Bavarian Prime Minister, Markus Soeder, has been one of the loudest eminent German public office bearers to call for a speedy approval of Sputnik V in his country. “We need to think more freely,” he was recently quoted as saying, indicating the presence of politics-at-play amid a bid to acquire the Russian vaccine.
Meanwhile, in Hungary, the country’s foreign minister recently became the first EU politician to take Sputnik V, live on camera.
Italy is set to become the first EU country to produce the Russian vaccine on home soil. The clamour for the Russian vaccine is ubiquitous, yet South Africa – in spite of the scarcity of the vaccines, and the global scramble for access, does not seem to be at Moscow’s or Beijing’s front queue. So much for BRICS allies!

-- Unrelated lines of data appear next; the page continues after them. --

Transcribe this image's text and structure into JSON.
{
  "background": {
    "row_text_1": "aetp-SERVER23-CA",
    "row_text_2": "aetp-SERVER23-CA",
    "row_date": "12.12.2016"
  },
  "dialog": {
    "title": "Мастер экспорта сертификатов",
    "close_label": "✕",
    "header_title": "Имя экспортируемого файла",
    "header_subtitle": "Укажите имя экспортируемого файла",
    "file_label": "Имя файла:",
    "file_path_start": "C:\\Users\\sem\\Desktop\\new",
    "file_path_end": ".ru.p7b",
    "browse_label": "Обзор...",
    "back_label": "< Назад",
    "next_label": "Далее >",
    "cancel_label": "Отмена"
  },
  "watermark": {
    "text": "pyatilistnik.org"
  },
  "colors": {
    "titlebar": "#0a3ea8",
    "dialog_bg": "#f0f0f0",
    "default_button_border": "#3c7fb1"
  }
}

COVID-19 pandemic is a major threat to the entire human race. It is unwise, therefore, to play the usual Geo-politics with the beleaguered lives of innocent men, women and children.
This is a sad reality about our international world order today. Even as the world is faced with a common threat, sectarian politics nonetheless reign supreme. This regrettable reality was recently revealed in the annual report of the US Department of Health and Human Services.
The US government appear to have taken advantage of its cordial bilateral relations with Brazil to convince Brasilia to reject Sputnik V. Consider that this under-handedness happens in the wake of Brazil’s recorded over 280 000 COVID-19-related deaths.
Yet vaccinating the Brazilians with Sputnik V was seemingly viewed by Washington as a potentially unacceptable victory to Moscow.
The world had waited to bear witness to President Joe Biden ushering in his electioneering time promises of a new era of diplomatic fair-play, but it seems the more things change, the more they stay the same.
This is the kind of uncouth yet frantic diplomacy that is going on between the powerful countries and their weaker counterparts. The worst-case scenario and Heaven forbid, could be a threat of unilateral economic sanctions against countries that purchase either the Russian or Chinese vaccines.
This is a real imbalance that the UN needs to address and redress as a matter of utmost urgency. Unilateralism must never triumph over multilateralism, otherwise what is the use of having international organisations in the 21st century?
The world does not need any weaponisation of COVID-19 vaccines; instead, it needs a compassionate protection of lives by those their electorates have trusted to put in office.